None of that matters anyway because the entire movie is built around the death scenes. And, holy cow, they are incredible. The opening freeway pile-up is hugely intense. The motorcyclist sliding across the glass is uncomfortably realistic to anyone who has survived a bike crash. The entire sequence will make you nervous every time you pass a truck hauling logs. It's a heck of way to open the movie. The kitchen sequence is the first sign of the movie's darkly humorous wit. It's an over-the-top, extended game of misdirection that has an amazingly nasty, unpleasant payoff. Characters explode into ludicrous giblets with little provocation. A battering log smears a man to splattering meat and blood. In the best kill in the movie, a teenage kid is squashed by a falling plate of glass, dissipating into an explosion of blood and gore. Person one second, puddle the next. Even for a seasoned gore fan like myself, it's almost too much. The dark humor shows up again when the Jaws of Life have the opposite effect. My second favorite kills involves a flying barb-wire fence dissecting a guy into four parts. The stunted look on the guy's face is almost hilarious, even if the globs of intestine are nasty. The movie never quite tops those moments even if the hospital set last act rolls along at a decent pace. The gore comedy mentality continues into the final scene.

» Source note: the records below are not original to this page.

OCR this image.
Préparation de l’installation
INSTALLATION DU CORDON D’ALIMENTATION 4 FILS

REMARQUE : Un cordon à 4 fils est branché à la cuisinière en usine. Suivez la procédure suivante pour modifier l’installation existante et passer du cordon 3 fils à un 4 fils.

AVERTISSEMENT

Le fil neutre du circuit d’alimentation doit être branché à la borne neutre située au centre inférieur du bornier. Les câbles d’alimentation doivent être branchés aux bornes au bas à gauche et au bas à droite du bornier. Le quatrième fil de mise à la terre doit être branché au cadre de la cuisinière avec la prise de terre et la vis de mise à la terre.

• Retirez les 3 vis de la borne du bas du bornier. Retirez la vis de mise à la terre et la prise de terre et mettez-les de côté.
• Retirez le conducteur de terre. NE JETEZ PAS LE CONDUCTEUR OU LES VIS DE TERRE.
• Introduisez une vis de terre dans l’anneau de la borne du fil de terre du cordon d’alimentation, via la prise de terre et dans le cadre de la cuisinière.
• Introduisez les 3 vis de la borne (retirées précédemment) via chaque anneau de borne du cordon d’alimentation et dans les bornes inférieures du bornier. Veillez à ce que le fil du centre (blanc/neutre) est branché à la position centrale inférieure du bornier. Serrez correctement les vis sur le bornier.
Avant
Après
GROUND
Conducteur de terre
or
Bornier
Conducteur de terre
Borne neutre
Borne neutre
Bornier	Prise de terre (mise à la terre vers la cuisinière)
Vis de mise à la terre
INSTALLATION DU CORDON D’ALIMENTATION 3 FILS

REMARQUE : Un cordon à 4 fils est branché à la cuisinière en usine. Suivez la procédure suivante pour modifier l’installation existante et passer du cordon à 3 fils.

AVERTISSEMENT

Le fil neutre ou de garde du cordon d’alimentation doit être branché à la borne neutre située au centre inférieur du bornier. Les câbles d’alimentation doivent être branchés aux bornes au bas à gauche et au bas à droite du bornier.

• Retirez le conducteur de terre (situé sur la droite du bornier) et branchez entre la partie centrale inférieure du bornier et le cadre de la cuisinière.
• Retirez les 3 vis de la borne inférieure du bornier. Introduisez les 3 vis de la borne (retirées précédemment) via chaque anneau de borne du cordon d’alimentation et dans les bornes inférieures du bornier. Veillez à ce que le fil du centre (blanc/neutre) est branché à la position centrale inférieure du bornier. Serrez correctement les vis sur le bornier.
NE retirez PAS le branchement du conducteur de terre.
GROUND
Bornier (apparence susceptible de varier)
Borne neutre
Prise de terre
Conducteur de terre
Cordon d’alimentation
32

And that's why "Final Destination 2" is awesome. The death scenes are some of the wettest ever put to film and any mean spirit intentions are grinned away by the movie's dark wit. That's one of the reasons why three and four disappointed me so much. They returned to the dead serious tone of the first entry. Only five featured the same sick kills and gruesome humor. Hopefully the inevitable part six will continue that tradition.